Sophomore Hildi Harrington stayed home sick on Dec. 2 because of a sore throat. After two negative COVID-19 tests, she came back to school, but her cold symptoms had not yet entirely subsided. 

“I didn’t want to miss more school. That’s the only reason [I came back]. It seems like once you miss one day, you’re already so behind,” Harrington said. 

Harrington tried to access her assignments online, hoping to catch up before returning to school, but she only found assignments posted for one of her eight classes. A week after being sick, Harrington said she is still trying to catch up.

“Some teachers rely heavily on Canvas, so it’s easier to do things at home, but some just put up a plan instead of the actual assignments, so you can’t do them [at home],” she said.

Despite having trouble catching up, Harrington noted that many of her teachers are more forgiving this year, allowing sick students time to complete assignments past their due dates.
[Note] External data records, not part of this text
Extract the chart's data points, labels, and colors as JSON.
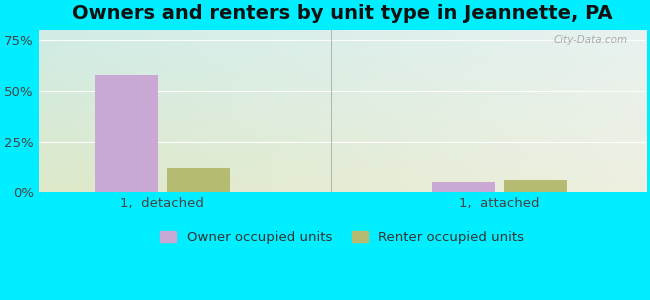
{
  "title": "Owners and renters by unit type in Jeannette, PA",
  "categories": [
    "1,  detached",
    "1,  attached"
  ],
  "owner_values": [
    58,
    5
  ],
  "renter_values": [
    12,
    6
  ],
  "owner_color": "#c9a8d4",
  "renter_color": "#b5bc72",
  "owner_label": "Owner occupied units",
  "renter_label": "Renter occupied units",
  "yticks": [
    0,
    25,
    50,
    75
  ],
  "ytick_labels": [
    "0%",
    "25%",
    "50%",
    "75%"
  ],
  "ylim": [
    0,
    80
  ],
  "bar_width": 0.28,
  "watermark": "City-Data.com",
  "title_fontsize": 14,
  "tick_fontsize": 9.5,
  "legend_fontsize": 9.5,
  "bg_top_left": "#d8efeb",
  "bg_bottom_right": "#e8edd8",
  "fig_color": "#00eeff"
}
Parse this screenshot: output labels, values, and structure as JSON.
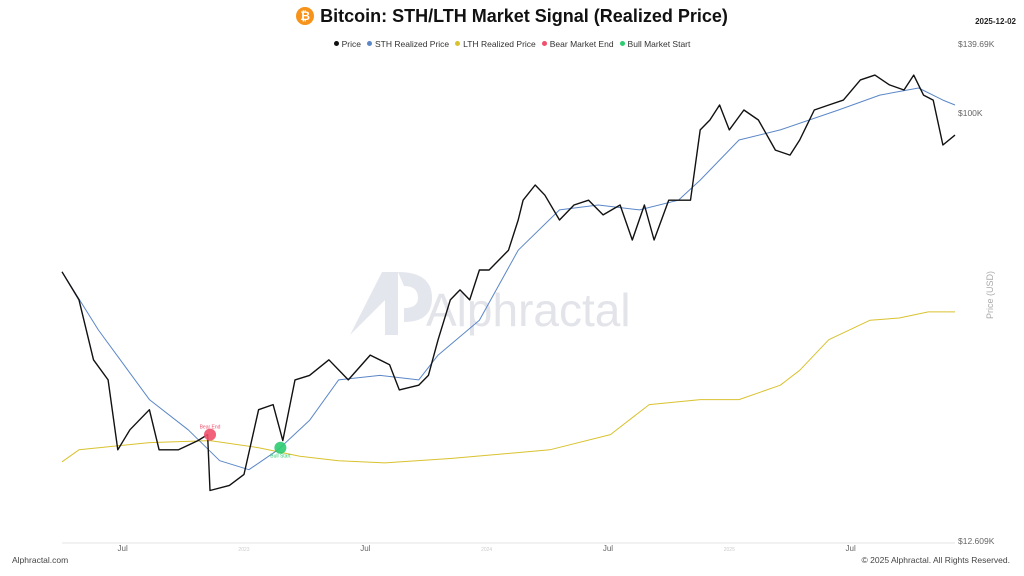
{
  "header": {
    "title": "Bitcoin: STH/LTH Market Signal (Realized Price)",
    "coin_icon": "bitcoin-icon",
    "date": "2025-12-02"
  },
  "footer": {
    "left": "Alphractal.com",
    "right": "© 2025 Alphractal. All Rights Reserved."
  },
  "watermark": "Alphractal",
  "chart_data": {
    "type": "line",
    "title": "Bitcoin: STH/LTH Market Signal (Realized Price)",
    "ylabel": "Price (USD)",
    "yscale": "log",
    "ylim": [
      12.609,
      139.69
    ],
    "xlim": [
      2022.25,
      2025.93
    ],
    "ytick_labels": [
      {
        "value": 139.69,
        "label": "$139.69K"
      },
      {
        "value": 100,
        "label": "$100K"
      },
      {
        "value": 12.609,
        "label": "$12.609K"
      }
    ],
    "xtick_labels": [
      {
        "value": 2022.5,
        "label": "Jul"
      },
      {
        "value": 2023.0,
        "label": "2023"
      },
      {
        "value": 2023.5,
        "label": "Jul"
      },
      {
        "value": 2024.0,
        "label": "2024"
      },
      {
        "value": 2024.5,
        "label": "Jul"
      },
      {
        "value": 2025.0,
        "label": "2025"
      },
      {
        "value": 2025.5,
        "label": "Jul"
      }
    ],
    "legend": [
      "Price",
      "STH Realized Price",
      "LTH Realized Price",
      "Bear Market End",
      "Bull Market Start"
    ],
    "legend_position": "top-center",
    "colors": {
      "Price": "#111111",
      "STH Realized Price": "#5b87c8",
      "LTH Realized Price": "#d9c22e",
      "Bear Market End": "#f0506a",
      "Bull Market Start": "#2ecc71"
    },
    "series": [
      {
        "name": "Price",
        "unit": "K USD",
        "points": [
          [
            2022.25,
            46.4
          ],
          [
            2022.32,
            40.5
          ],
          [
            2022.38,
            30.3
          ],
          [
            2022.44,
            27.5
          ],
          [
            2022.48,
            19.6
          ],
          [
            2022.53,
            21.6
          ],
          [
            2022.61,
            23.8
          ],
          [
            2022.65,
            19.6
          ],
          [
            2022.73,
            19.6
          ],
          [
            2022.81,
            20.5
          ],
          [
            2022.85,
            21.1
          ],
          [
            2022.86,
            16.1
          ],
          [
            2022.94,
            16.5
          ],
          [
            2023.0,
            17.4
          ],
          [
            2023.06,
            23.8
          ],
          [
            2023.12,
            24.4
          ],
          [
            2023.16,
            20.5
          ],
          [
            2023.21,
            27.5
          ],
          [
            2023.27,
            28.1
          ],
          [
            2023.35,
            30.3
          ],
          [
            2023.43,
            27.5
          ],
          [
            2023.52,
            31.0
          ],
          [
            2023.6,
            29.6
          ],
          [
            2023.64,
            26.2
          ],
          [
            2023.72,
            26.8
          ],
          [
            2023.76,
            28.1
          ],
          [
            2023.8,
            33.4
          ],
          [
            2023.85,
            40.5
          ],
          [
            2023.89,
            42.5
          ],
          [
            2023.93,
            40.5
          ],
          [
            2023.97,
            46.8
          ],
          [
            2024.01,
            46.8
          ],
          [
            2024.05,
            49.1
          ],
          [
            2024.09,
            51.5
          ],
          [
            2024.13,
            59.6
          ],
          [
            2024.15,
            65.6
          ],
          [
            2024.2,
            70.6
          ],
          [
            2024.24,
            67.2
          ],
          [
            2024.3,
            59.6
          ],
          [
            2024.36,
            64.1
          ],
          [
            2024.42,
            65.6
          ],
          [
            2024.48,
            61.1
          ],
          [
            2024.55,
            64.1
          ],
          [
            2024.6,
            54.1
          ],
          [
            2024.65,
            64.1
          ],
          [
            2024.69,
            54.1
          ],
          [
            2024.75,
            65.6
          ],
          [
            2024.84,
            65.6
          ],
          [
            2024.88,
            92.2
          ],
          [
            2024.92,
            96.7
          ],
          [
            2024.96,
            104.0
          ],
          [
            2025.0,
            92.2
          ],
          [
            2025.06,
            101.5
          ],
          [
            2025.12,
            96.7
          ],
          [
            2025.19,
            83.6
          ],
          [
            2025.25,
            81.6
          ],
          [
            2025.29,
            87.8
          ],
          [
            2025.35,
            101.5
          ],
          [
            2025.41,
            104.0
          ],
          [
            2025.47,
            106.5
          ],
          [
            2025.54,
            117.4
          ],
          [
            2025.6,
            120.2
          ],
          [
            2025.66,
            114.6
          ],
          [
            2025.72,
            111.8
          ],
          [
            2025.76,
            120.2
          ],
          [
            2025.8,
            109.1
          ],
          [
            2025.84,
            106.5
          ],
          [
            2025.88,
            85.7
          ],
          [
            2025.93,
            89.9
          ]
        ]
      },
      {
        "name": "STH Realized Price",
        "unit": "K USD",
        "points": [
          [
            2022.25,
            46.4
          ],
          [
            2022.4,
            35.0
          ],
          [
            2022.61,
            25.0
          ],
          [
            2022.77,
            21.6
          ],
          [
            2022.9,
            18.6
          ],
          [
            2023.02,
            17.8
          ],
          [
            2023.14,
            19.6
          ],
          [
            2023.27,
            22.6
          ],
          [
            2023.39,
            27.5
          ],
          [
            2023.56,
            28.1
          ],
          [
            2023.72,
            27.5
          ],
          [
            2023.8,
            31.0
          ],
          [
            2023.97,
            36.7
          ],
          [
            2024.13,
            51.5
          ],
          [
            2024.3,
            62.6
          ],
          [
            2024.46,
            64.1
          ],
          [
            2024.63,
            62.6
          ],
          [
            2024.79,
            65.6
          ],
          [
            2024.88,
            72.3
          ],
          [
            2025.04,
            87.8
          ],
          [
            2025.21,
            92.2
          ],
          [
            2025.45,
            101.5
          ],
          [
            2025.62,
            109.1
          ],
          [
            2025.78,
            112.9
          ],
          [
            2025.88,
            106.5
          ],
          [
            2025.93,
            104.0
          ]
        ]
      },
      {
        "name": "LTH Realized Price",
        "unit": "K USD",
        "points": [
          [
            2022.25,
            18.5
          ],
          [
            2022.32,
            19.6
          ],
          [
            2022.61,
            20.3
          ],
          [
            2022.86,
            20.5
          ],
          [
            2023.06,
            19.8
          ],
          [
            2023.23,
            19.0
          ],
          [
            2023.39,
            18.6
          ],
          [
            2023.58,
            18.4
          ],
          [
            2023.85,
            18.8
          ],
          [
            2024.26,
            19.6
          ],
          [
            2024.51,
            21.1
          ],
          [
            2024.67,
            24.4
          ],
          [
            2024.88,
            25.0
          ],
          [
            2025.04,
            25.0
          ],
          [
            2025.21,
            26.8
          ],
          [
            2025.29,
            28.8
          ],
          [
            2025.41,
            33.4
          ],
          [
            2025.58,
            36.7
          ],
          [
            2025.7,
            37.1
          ],
          [
            2025.82,
            38.2
          ],
          [
            2025.93,
            38.2
          ]
        ]
      }
    ],
    "markers": [
      {
        "name": "Bear Market End",
        "label": "Bear End",
        "x": 2022.86,
        "y": 21.1
      },
      {
        "name": "Bull Market Start",
        "label": "Bull Start",
        "x": 2023.15,
        "y": 19.8
      }
    ]
  }
}
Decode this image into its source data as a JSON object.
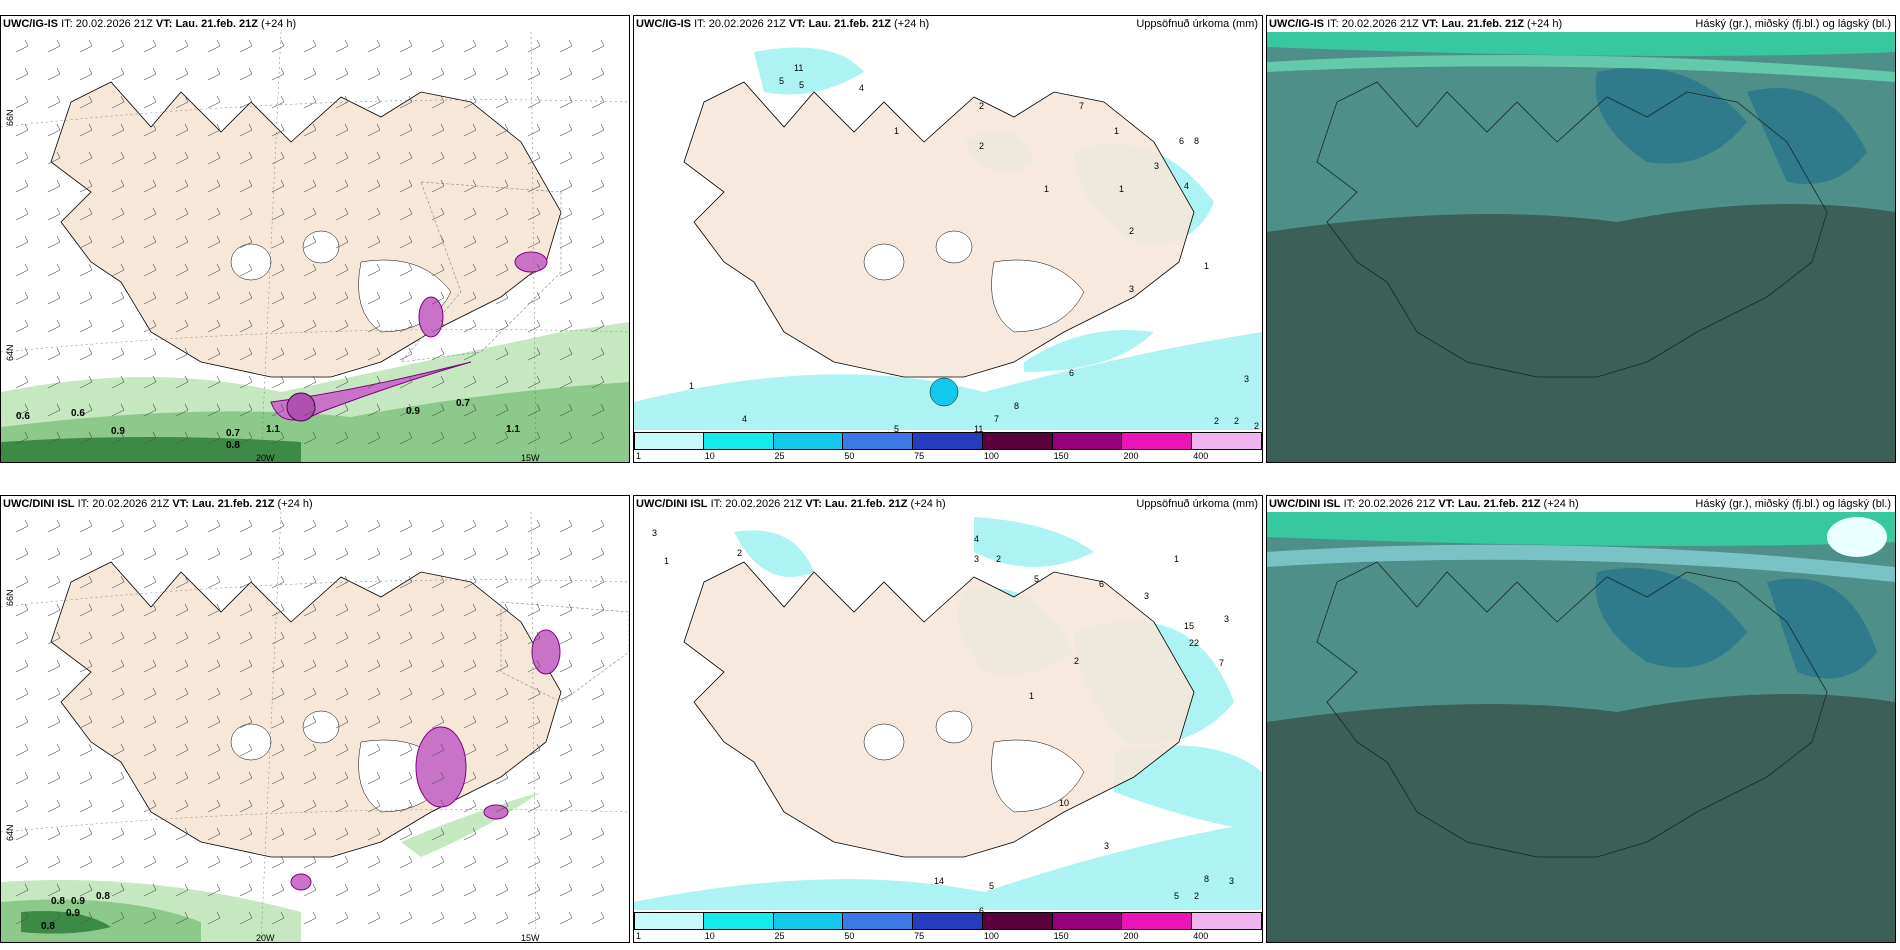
{
  "rows": [
    {
      "model": "UWC/IG-IS",
      "it_label": "IT:",
      "it_value": "20.02.2026 21Z",
      "vt_label": "VT:",
      "vt_value": "Lau. 21.feb. 21Z",
      "lead": "(+24 h)"
    },
    {
      "model": "UWC/DINI ISL",
      "it_label": "IT:",
      "it_value": "20.02.2026 21Z",
      "vt_label": "VT:",
      "vt_value": "Lau. 21.feb. 21Z",
      "lead": "(+24 h)"
    }
  ],
  "precip_title": "Uppsöfnuð úrkoma (mm)",
  "cloud_title": "Háský (gr.), miðský (fj.bl.) og lágský (bl.)",
  "lat_labels": [
    "66N",
    "64N"
  ],
  "lon_labels": [
    "20W",
    "15W"
  ],
  "colorbar": {
    "ticks": [
      "1",
      "10",
      "25",
      "50",
      "75",
      "100",
      "150",
      "200",
      "400"
    ],
    "colors": [
      "#c8fafa",
      "#14ebeb",
      "#14c8eb",
      "#3c78e6",
      "#283cbe",
      "#5a003c",
      "#96007d",
      "#eb14b4",
      "#f0b4f0"
    ]
  },
  "wind_values_top": [
    "0.6",
    "0.6",
    "0.9",
    "0.7",
    "0.8",
    "1.1",
    "0.9",
    "0.7",
    "1.1"
  ],
  "wind_values_bottom": [
    "0.8",
    "0.9",
    "0.8",
    "0.8",
    "0.9"
  ],
  "precip_values_top": [
    "11",
    "5",
    "5",
    "4",
    "2",
    "1",
    "2",
    "7",
    "1",
    "3",
    "6",
    "8",
    "1",
    "4",
    "1",
    "2",
    "1",
    "3",
    "4",
    "2",
    "11",
    "7",
    "8",
    "6",
    "5",
    "3",
    "2",
    "2",
    "1"
  ],
  "precip_values_bottom": [
    "3",
    "1",
    "2",
    "4",
    "3",
    "2",
    "5",
    "1",
    "6",
    "3",
    "15",
    "22",
    "7",
    "3",
    "2",
    "1",
    "10",
    "14",
    "5",
    "3",
    "8",
    "2",
    "3",
    "5",
    "6"
  ],
  "colors": {
    "land": "#f6e7d9",
    "sea": "#ffffff",
    "cloud_base": "#4f8f8a",
    "cloud_low": "#3c5f58",
    "cloud_high": "#38c8a0"
  }
}
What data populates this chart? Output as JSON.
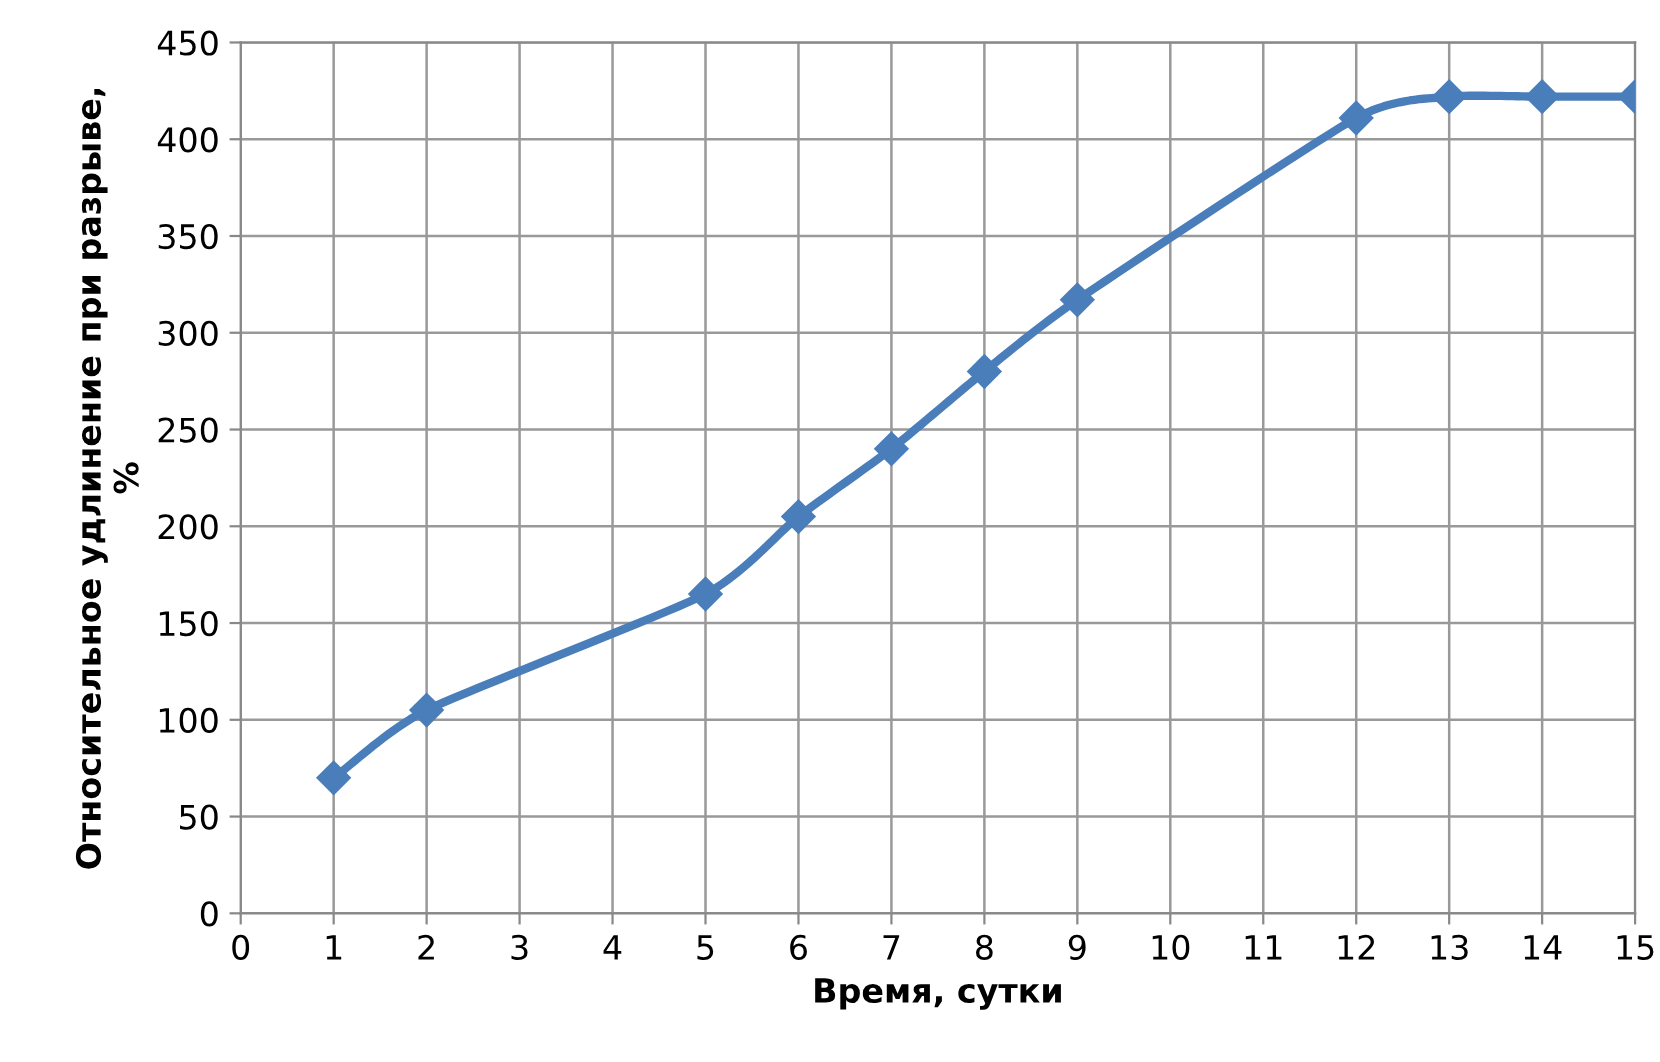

“I think teachers are more lenient, at least some teachers are compared to others,” Harrington said. “I wouldn’t say they changed things on purpose. Most things have been online, so it’s been easier.”

In a time where students staying home when they have any symptoms of COVID-19 is so critical, having ways to catch up at home is important.

Spanish teacher Saneun McHaley-Foley has an online plan for absent students, something she’s been doing for 12 years.

“Every day, the students are supposed to read the lesson plan. They have [access to all of the plans] digitally,” McHaley-Foley said. “If kids aren’t here, they have the announcement [and] they have a link for the warmup. The lesson goes through everything we do.”

Although McHaley-Foley hasn’t seen an overwhelming number of absent students this year, she still believes online lesson plans are important.

 “[When students return], they’re not confused. They come in and they take off from where [the class] left off,” McHaley Foley said. “It can be overwhelming to be behind in eight classes. Especially in a class where you learn a new concept everyday.”

As Harrington noted, many teachers do not have online plans for sick students, although some are beginning to institute plans like McHaley-Foley’s.

Students say these online plans could allow them to complete all missing work before coming back to school, and lower the possibility of sick students spreading viruses while worrying about missing assignments.

“If you feel pressure to come to school just because you will miss something, you put everyone at risk of getting sick,” Harrington said. “Teachers having work online is beneficial because if you feel well enough to work, you aren’t as behind when you come back to school.”